# Mühle-Glashütte 29er Zeigerdatum Review



## StufflerMike

The Mühle-Glashütte 29er Zeigerdatum is one of those watches, as it sports nautical colors in a 100-meter water resistance case along with a not so common pointer date display. In this in-depth review I'll break down details to see if the Mühle-Glashütte 29er Zeigerdatum can be a perfect summer watch to add to your collection.


----------



## rickpal14

This is a gorgeous watch!! Already looking into where I can source it in the US... Thanks for the great review!


----------



## Nessun Dorma

rickpal14 said:


> This is a gorgeous watch!! Already looking into where I can source it in the US... Thanks for the great review!


Don't source it in the USA .... Get it from First Class Watches in the UK instead. They ship to the USA. I have purchased two Mühles from them in the last six months and was very pleased with both the watches and the price I paid. I saved almost $1000 over the price from a local AD. To put in perspective as well I also got a Sinn U2 from them and the price came out to almost $1500 less than what Watchbuys was selling for.


----------



## jarlleif

Does anyone have pictures of this watch on other straps? I’m considering getting one, but I’m unsure how well it will work on leather. The blue canvas is a perfect fit, but I’ll want to switch it up occasionally. 
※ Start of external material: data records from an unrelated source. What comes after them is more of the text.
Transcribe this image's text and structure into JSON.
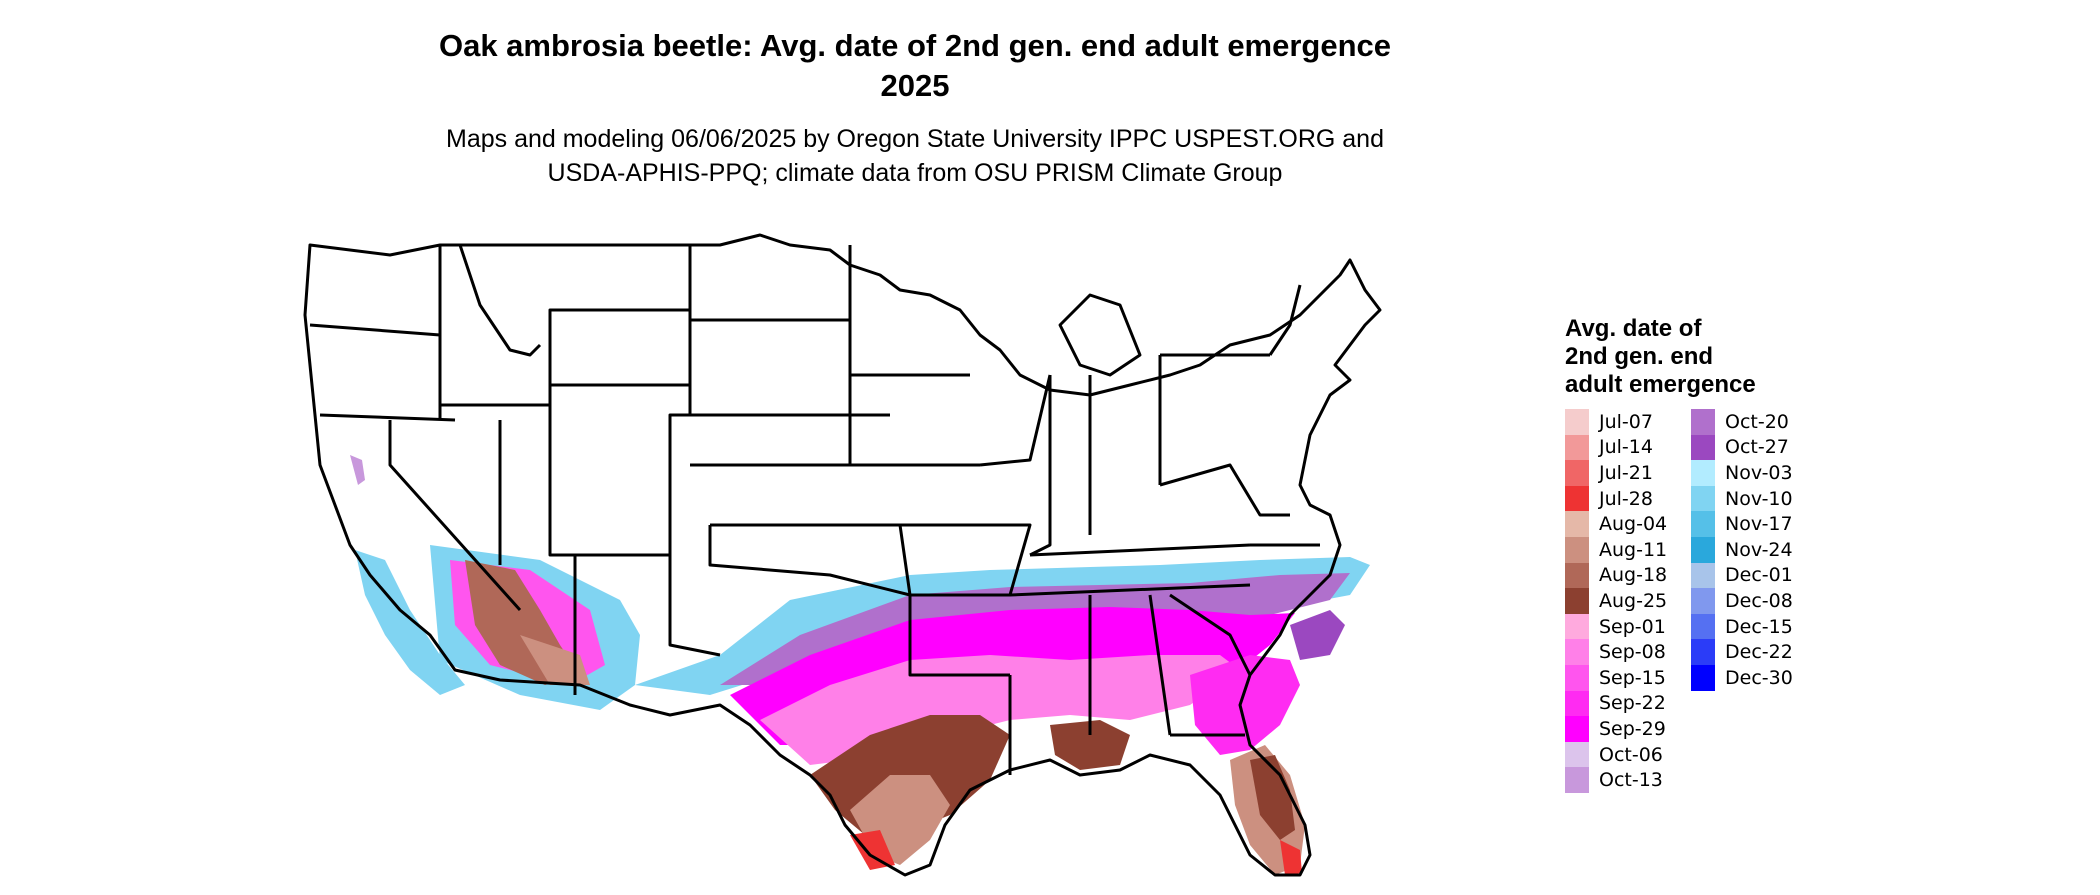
{
  "title": {
    "line1": "Oak ambrosia beetle: Avg. date of 2nd gen. end adult emergence",
    "line2": "2025"
  },
  "subtitle": {
    "line1": "Maps and modeling 06/06/2025 by Oregon State University IPPC USPEST.ORG and",
    "line2": "USDA-APHIS-PPQ; climate data from OSU PRISM Climate Group"
  },
  "legend": {
    "title_lines": [
      "Avg. date of",
      "2nd gen. end",
      "adult emergence"
    ],
    "columns": [
      [
        {
          "label": "Jul-07",
          "color": "#f5cccc"
        },
        {
          "label": "Jul-14",
          "color": "#f29999"
        },
        {
          "label": "Jul-21",
          "color": "#f06666"
        },
        {
          "label": "Jul-28",
          "color": "#ee3333"
        },
        {
          "label": "Aug-04",
          "color": "#e5b8a8"
        },
        {
          "label": "Aug-11",
          "color": "#cc9080"
        },
        {
          "label": "Aug-18",
          "color": "#b06858"
        },
        {
          "label": "Aug-25",
          "color": "#8c4030"
        },
        {
          "label": "Sep-01",
          "color": "#ffaade"
        },
        {
          "label": "Sep-08",
          "color": "#ff80e8"
        },
        {
          "label": "Sep-15",
          "color": "#ff55ee"
        },
        {
          "label": "Sep-22",
          "color": "#ff2bf2"
        },
        {
          "label": "Sep-29",
          "color": "#ff00ff"
        },
        {
          "label": "Oct-06",
          "color": "#dcc4ec"
        },
        {
          "label": "Oct-13",
          "color": "#c898dc"
        }
      ],
      [
        {
          "label": "Oct-20",
          "color": "#b070cc"
        },
        {
          "label": "Oct-27",
          "color": "#9b48c0"
        },
        {
          "label": "Nov-03",
          "color": "#b2ecff"
        },
        {
          "label": "Nov-10",
          "color": "#80d4f2"
        },
        {
          "label": "Nov-17",
          "color": "#55c0e8"
        },
        {
          "label": "Nov-24",
          "color": "#2aa8dc"
        },
        {
          "label": "Dec-01",
          "color": "#a8c4ea"
        },
        {
          "label": "Dec-08",
          "color": "#8098ee"
        },
        {
          "label": "Dec-15",
          "color": "#5570f2"
        },
        {
          "label": "Dec-22",
          "color": "#2b3cf8"
        },
        {
          "label": "Dec-30",
          "color": "#0000ff"
        }
      ]
    ]
  },
  "map": {
    "region": "contiguous-us",
    "state_border_color": "#000000",
    "land_color": "#ffffff"
  }
}
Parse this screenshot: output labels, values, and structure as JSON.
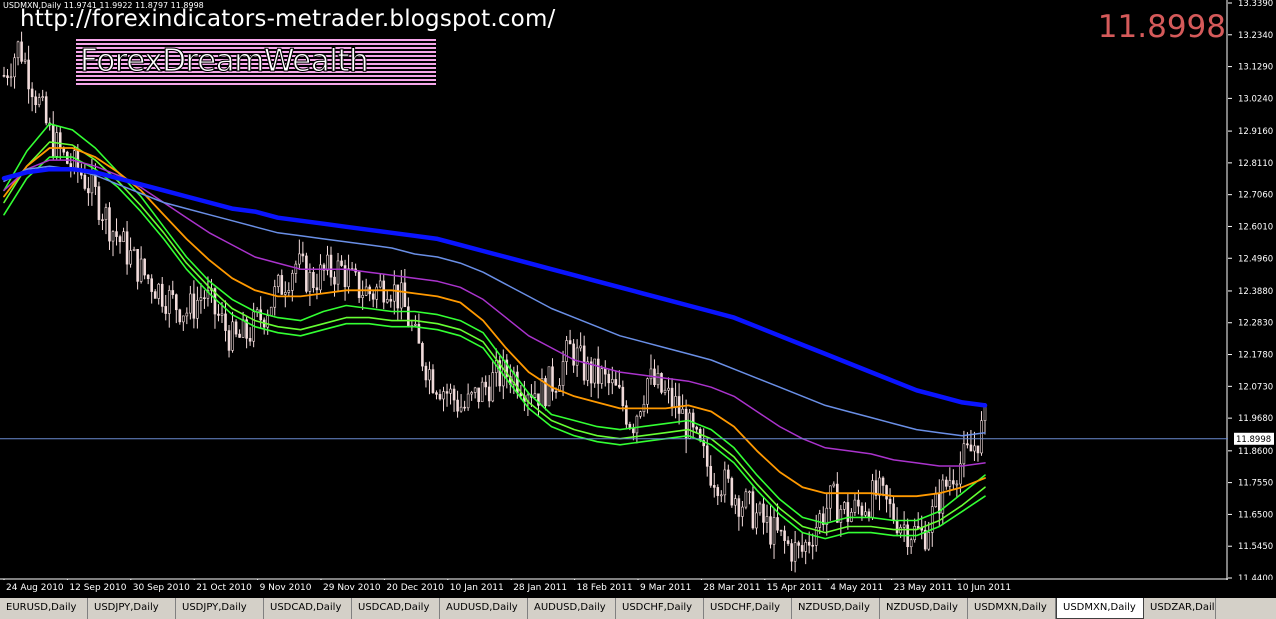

Gesendet von iPhone mit Tapatalk


----------



## pdsf

That chronometer is gorgeous....!!!!


----------



## rickpal14

Whelp...... I did it!!! Just ordered this piece and with any luck I will have it Christmas Eve. Pics to follow once I have it of course!!


----------



## jarlleif

rickpal14 said:


> Whelp...... I did it!!! Just ordered this piece and with any luck I will have it Christmas Eve. Pics to follow once I have it of course!!


Congratulations! I'd love to see a few pictures


----------